In another Instagram post on her @chloekim account, Kim encouraged people to donate to the philanthropy organization with a photo of her own $15,000 donation. Kim has also teamed up with Protect Our Winters and joined the Outdoor State, “a community of more than 50 million passionate skiers, snowboarders, trail runners, mountain bikers, climbers and anglers across the country,” according to another Instagram post.

Katelyn Ohashi
Katelyn Ohashi, the former 10-time All-American UCLA gymnast, has joined a campaign led by Athletes for Impact.

The Los Angeles Rams’ Taylor Rapp, who is of Korean descent, and gymnast Ohashi have partnered with California nonprofits to launch “A Global Call for Racial Solidarity Under Covid-19 Pandemic.”

The campaign led by the global social justice organization for athletes opposes the racism and xenophobia directed toward Asians as a result of the coronavirus pandemic, ESPN’s The Undefeated, reported. Ohashi is conducting Friday live poetry reading sessions on her Instagram account, @katelyn_ohashi.
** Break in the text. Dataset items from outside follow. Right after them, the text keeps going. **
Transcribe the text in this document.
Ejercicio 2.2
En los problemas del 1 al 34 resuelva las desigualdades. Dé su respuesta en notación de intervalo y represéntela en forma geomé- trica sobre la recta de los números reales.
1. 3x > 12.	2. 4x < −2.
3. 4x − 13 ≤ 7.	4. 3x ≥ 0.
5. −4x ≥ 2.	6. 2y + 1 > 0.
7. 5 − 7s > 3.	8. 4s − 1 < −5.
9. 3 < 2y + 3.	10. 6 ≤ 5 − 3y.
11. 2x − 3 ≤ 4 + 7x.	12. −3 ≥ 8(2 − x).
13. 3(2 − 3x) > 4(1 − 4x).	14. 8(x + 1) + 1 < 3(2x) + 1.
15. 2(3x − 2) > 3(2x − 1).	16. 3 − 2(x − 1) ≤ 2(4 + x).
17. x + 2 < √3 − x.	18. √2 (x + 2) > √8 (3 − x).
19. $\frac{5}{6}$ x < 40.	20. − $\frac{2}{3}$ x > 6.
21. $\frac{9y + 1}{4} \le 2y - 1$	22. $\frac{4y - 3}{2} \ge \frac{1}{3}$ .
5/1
According to her April 21 post, she “wanted to create an interactive space where you guys send your poems to me every Wednesday by noon and I pick one or two to join me during that week’s live!”

Ohashi recently teamed up with Gotham Gymnastics in New York to help gymnasts stay active during quarantine. Ohashi, co-founder of the gym Daniel Miranda and UCLA head coach and Gotham Gymnastics advisory board member Valorie Kondos Field participated in a Q-and-A-format interview session March 22 that was live streamed through Instagram, according to “Good Morning America.”

Marcus Mariota
New Las Vegas Raiders quarterback Marcus Mariota’s Motiv8 Foundation teamed up with Island Insurance Foundation and Keith and Bonny Amemiya to cover 1,000 free grab-and-go meals for Kauluwela and Palolo Elementary School students, during the coronavirus lockdown in Honolulu, according to the Honolulu Star-Advertiser. Three-hundred breakfasts and lunches will be distributed daily at Kauluwela Elementary School and 200 breakfasts and 200 lunches at Palolo Elementary School, the newspaper reported. The meals were expected to be distributed between March 30 and April 30, with the possibility of the time frame extending to the end of the school year, on May 29, depending on the state’s Department of Education school schedule, the article said.

Kyla Ross
Former Olympic gymnast Kyla Ross recently won the 2020 Honda Sport Award for gymnastics, a prestigious honor for female college athletes, according to the UCLA Athletics Website. During the COVID-19 lockdown, the mixed-race Nikkei retired gymnast is continuing to take her online classes for her molecular, cell and developmental biology major, according to her Instagram post of an “Inside Gym,” account takeover.

Yuta Watanabe
With the NBA season on hiatus due to the coronavirus pandemic, some players are unwinding by playing video games or doing home workouts. Yuta Watanabe, a Japanese forward for the Memphis Grizzlies, is honing his skills. An Instagram post from April 4 shows Watanabe doing dribbling drills. In a series of videos, he’s seen dribbling a basketball between his legs while catching a small ball and dribbling between his legs while bouncing the ball. These drills improve a player’s dribbling ability, along with their hand-eye coordination.

Yuta Watanabe. NBAE via Getty Images

In another post on his @yutawatanabe12 account, he uses his 6-foot-8-inch frame to demonstrate the space people should keep from one another in social distancing.

Rui Hachimura
Washington Wizards Japanese rookie sensation Rui Hachimura appears to be spending his quarantine, for the most part, relaxing, as the NBA has postponed play. The ninth overall pick in last year’s NBA draft played in a basketball video game (NBA 2k) tournament. Hachimura lost to Phoenix Suns star Devin Booker in the quarterfinals of the tournament on April 9, according to an NBC Sports article.